In the previous part I've talking a little about isometric view and how to achieve it a simplest way possible. This time around, just as promised, we will have a look at path finding in tile-based engine using one of the easiest methods available (but not the fastest). I am not really sure if the algorithm presented here has any specific name, but without a doubt it is the most direct way out of all possible solutions.
For all of you that are not interested in details I've prepared a class built around the whole algorithm, plus also a FLA file showing how to work with it: PathFind.zip
Running it will look like this:
(Pick a starting and an ending point but clicking any empty field. SPACE to create different map)

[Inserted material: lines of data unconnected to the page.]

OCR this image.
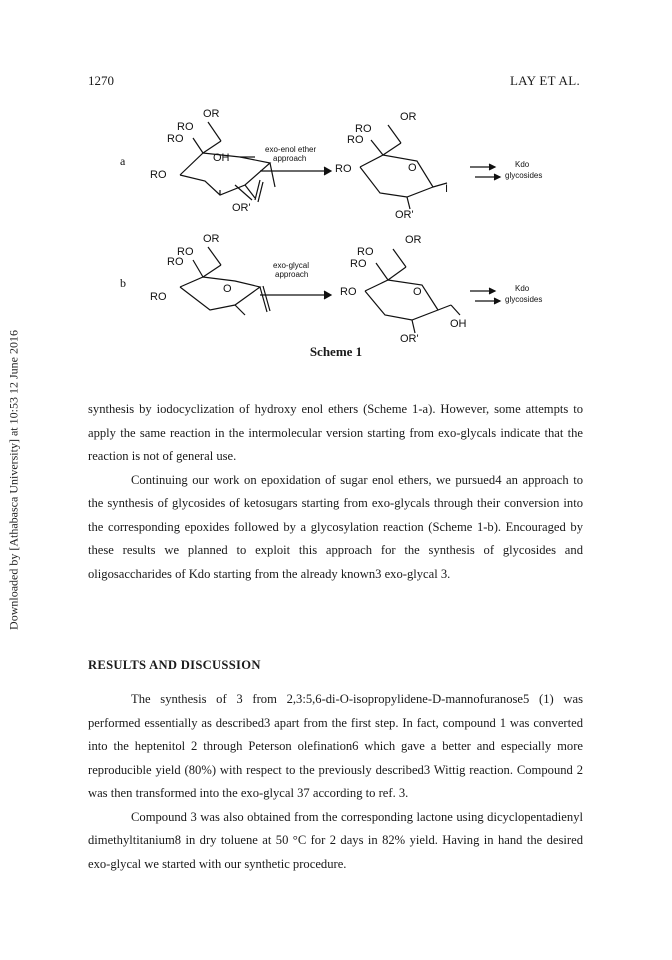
1270	LAY ET AL.
Downloaded by [Athabasca University] at 10:53 12 June 2016
a
b
RO
OR
RO
OH
RO
OR'
exo-enol ether
approach
RO
OR
RO
RO	O
I
OR'
Kdo
glycosides
RO
OR
RO
RO
O
exo-glycal
approach
RO
OR
RO
RO	O
OH
OR'
Kdo
glycosides
Scheme 1

synthesis by iodocyclization of hydroxy enol ethers (Scheme 1-a). However, some attempts to apply the same reaction in the intermolecular version starting from exo-glycals indicate that the reaction is not of general use.

Continuing our work on epoxidation of sugar enol ethers, we pursued4 an approach to the synthesis of glycosides of ketosugars starting from exo-glycals through their conversion into the corresponding epoxides followed by a glycosylation reaction (Scheme 1-b). Encouraged by these results we planned to exploit this approach for the synthesis of glycosides and oligosaccharides of Kdo starting from the already known3 exo-glycal 3.

RESULTS AND DISCUSSION

The synthesis of 3 from 2,3:5,6-di-O-isopropylidene-D-mannofuranose5 (1) was performed essentially as described3 apart from the first step. In fact, compound 1 was converted into the heptenitol 2 through Peterson olefination6 which gave a better and especially more reproducible yield (80%) with respect to the previously described3 Wittig reaction. Compound 2 was then transformed into the exo-glycal 37 according to ref. 3.

Compound 3 was also obtained from the corresponding lactone using dicyclopentadienyl dimethyltitanium8 in dry toluene at 50 °C for 2 days in 82% yield. Having in hand the desired exo-glycal we started with our synthetic procedure.
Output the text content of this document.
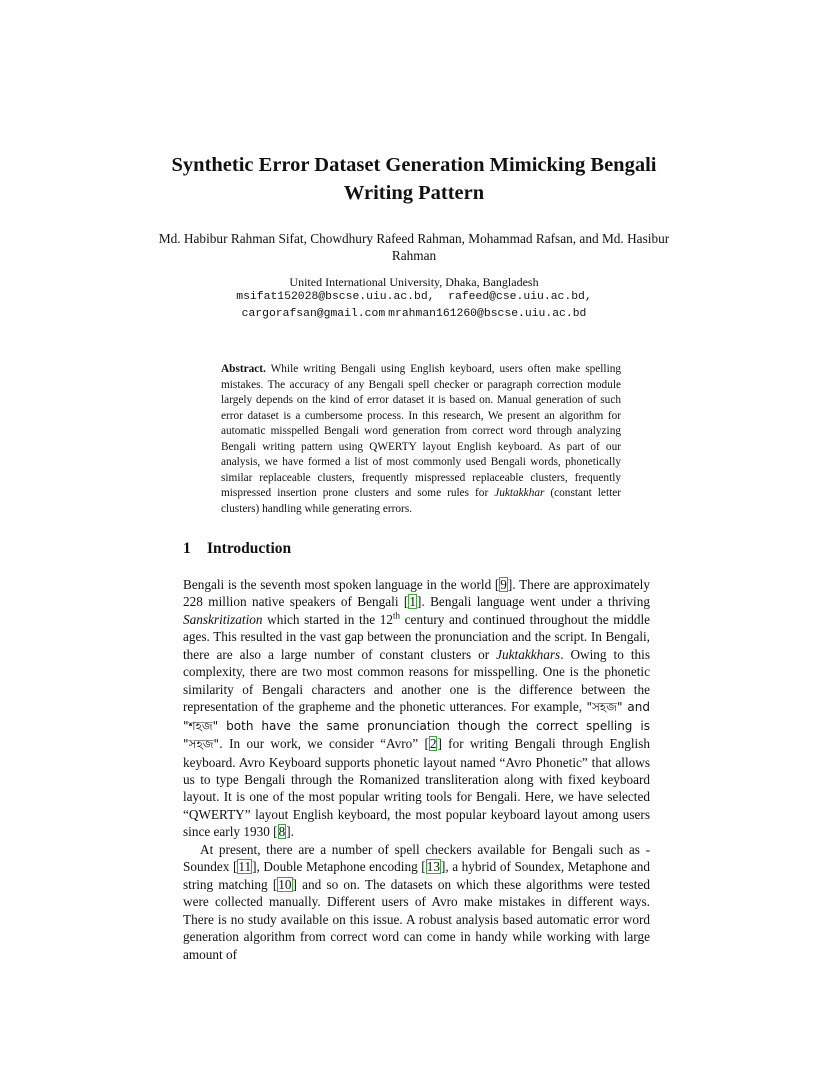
Synthetic Error Dataset Generation Mimicking Bengali Writing Pattern
Md. Habibur Rahman Sifat, Chowdhury Rafeed Rahman, Mohammad Rafsan, and Md. Hasibur Rahman
United International University, Dhaka, Bangladesh
msifat152028@bscse.uiu.ac.bd,  rafeed@cse.uiu.ac.bd,
cargorafsan@gmail.com mrahman161260@bscse.uiu.ac.bd
Abstract. While writing Bengali using English keyboard, users often make spelling mistakes. The accuracy of any Bengali spell checker or paragraph correction module largely depends on the kind of error dataset it is based on. Manual generation of such error dataset is a cumbersome process. In this research, We present an algorithm for automatic misspelled Bengali word generation from correct word through analyzing Bengali writing pattern using QWERTY layout English keyboard. As part of our analysis, we have formed a list of most commonly used Bengali words, phonetically similar replaceable clusters, frequently mispressed replaceable clusters, frequently mispressed insertion prone clusters and some rules for Juktakkhar (constant letter clusters) handling while generating errors.
1 Introduction

Bengali is the seventh most spoken language in the world [9]. There are approximately 228 million native speakers of Bengali [1]. Bengali language went under a thriving Sanskritization which started in the 12th century and continued throughout the middle ages. This resulted in the vast gap between the pronunciation and the script. In Bengali, there are also a large number of constant clusters or Juktakkhars. Owing to this complexity, there are two most common reasons for misspelling. One is the phonetic similarity of Bengali characters and another one is the difference between the representation of the grapheme and the phonetic utterances. For example, "সহজ" and "শহজ" both have the same pronunciation though the correct spelling is "সহজ". In our work, we consider “Avro” [2] for writing Bengali through English keyboard. Avro Keyboard supports phonetic layout named “Avro Phonetic” that allows us to type Bengali through the Romanized transliteration along with fixed keyboard layout. It is one of the most popular writing tools for Bengali. Here, we have selected “QWERTY” layout English keyboard, the most popular keyboard layout among users since early 1930 [8].

At present, there are a number of spell checkers available for Bengali such as - Soundex [11], Double Metaphone encoding [13], a hybrid of Soundex, Metaphone and string matching [10] and so on. The datasets on which these algorithms were tested were collected manually. Different users of Avro make mistakes in different ways. There is no study available on this issue. A robust analysis based automatic error word generation algorithm from correct word can come in handy while working with large amount of
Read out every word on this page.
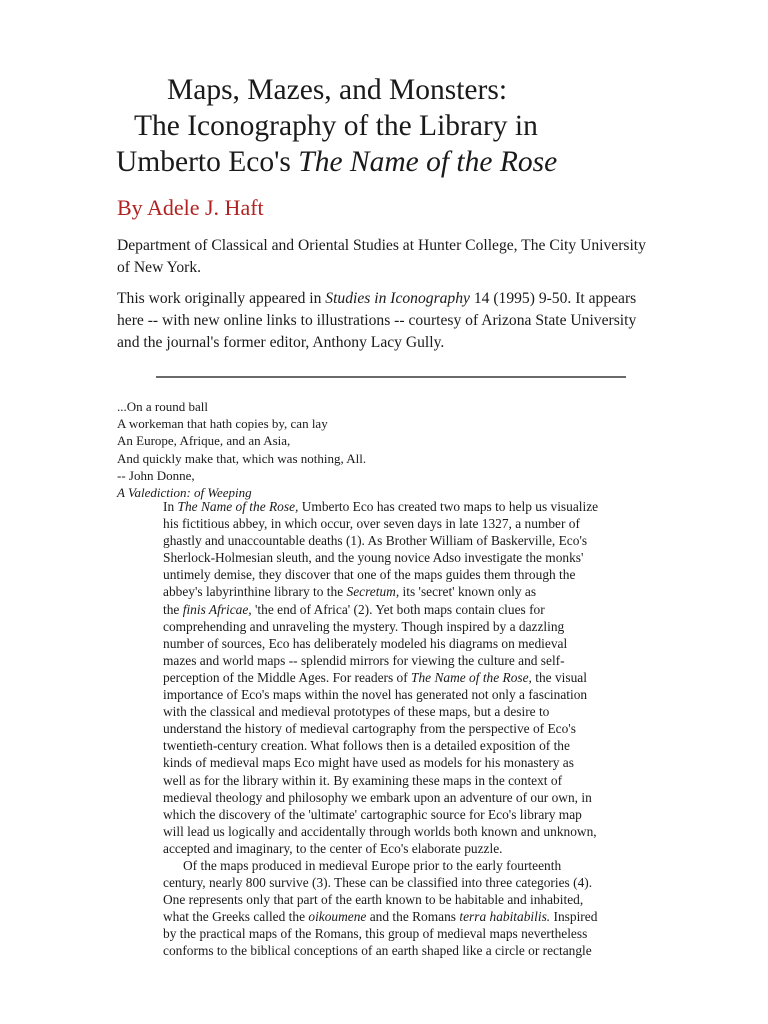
Maps, Mazes, and Monsters:
The Iconography of the Library in
Umberto Eco's The Name of the Rose
By Adele J. Haft

Department of Classical and Oriental Studies at Hunter College, The City University of New York.

This work originally appeared in Studies in Iconography 14 (1995) 9-50. It appears here -- with new online links to illustrations -- courtesy of Arizona State University and the journal's former editor, Anthony Lacy Gully.

...On a round ball
A workeman that hath copies by, can lay
An Europe, Afrique, and an Asia,
And quickly make that, which was nothing, All.
-- John Donne,
A Valediction: of Weeping
In The Name of the Rose, Umberto Eco has created two maps to help us visualize
his fictitious abbey, in which occur, over seven days in late 1327, a number of
ghastly and unaccountable deaths (1). As Brother William of Baskerville, Eco's
Sherlock-Holmesian sleuth, and the young novice Adso investigate the monks'
untimely demise, they discover that one of the maps guides them through the
abbey's labyrinthine library to the Secretum, its 'secret' known only as
the finis Africae, 'the end of Africa' (2). Yet both maps contain clues for
comprehending and unraveling the mystery. Though inspired by a dazzling
number of sources, Eco has deliberately modeled his diagrams on medieval
mazes and world maps -- splendid mirrors for viewing the culture and self-
perception of the Middle Ages. For readers of The Name of the Rose, the visual
importance of Eco's maps within the novel has generated not only a fascination
with the classical and medieval prototypes of these maps, but a desire to
understand the history of medieval cartography from the perspective of Eco's
twentieth-century creation. What follows then is a detailed exposition of the
kinds of medieval maps Eco might have used as models for his monastery as
well as for the library within it. By examining these maps in the context of
medieval theology and philosophy we embark upon an adventure of our own, in
which the discovery of the 'ultimate' cartographic source for Eco's library map
will lead us logically and accidentally through worlds both known and unknown,
accepted and imaginary, to the center of Eco's elaborate puzzle.
Of the maps produced in medieval Europe prior to the early fourteenth
century, nearly 800 survive (3). These can be classified into three categories (4).
One represents only that part of the earth known to be habitable and inhabited,
what the Greeks called the oikoumene and the Romans terra habitabilis. Inspired
by the practical maps of the Romans, this group of medieval maps nevertheless
conforms to the biblical conceptions of an earth shaped like a circle or rectangle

The idea behind the algorithm is quite simple and can be divided into two phases:
1. Target search. Starting for on of the chosen points we check, step by step, every tile in the neighborhood in search of the second specified point, while constantly saving current iteration step into the grid. These numbers are needed in the next phase.
Here is a code snippet from the example:

```// ...
var vWrite:Vector.<Vector.<int>> = recreateTiles(tiles);
vWrite[startx][starty] = 1;
vWrite[endx][endy] = -1;
var vCheck:Vector.<Point>;

var tile:Point;
var nStep:int = 2;

for each(tile in vCheck) if(lookupTile(tile.x, tile.y, nStep, vRead,vWrite,vTile)) {
return retracePath(tile.x,tile.y,nStep,vWrite);
}
nStep ++;
}
return null;
// ...
```
The lookupTile function looks for a next tile to be processed. If the end destination is anywhere in the 4 directions from the current tile, the loop ends and a found path is returned. In other cases vWrite is updated to hold new information, while any found tile is written into vRead to be processed in next iteration.
2. Path backtracking. Once we find our destination it is time to backtrack along the numbers saved in vWrite ,one by one to retrieve our path. Lets say the iteration stopped at 20 step - now we have start searching for the tile containing number 19, then 18, 17, and so on. Untill we reach number 1 which is the starting point (0 is used for tiles that were not checked).

Just a small note to finish this off: the algorithm can be speed up by executing it simultaneously on both starting and ending point, which means the path will be found when both of them meet each other half way through. This method was used in the attached example.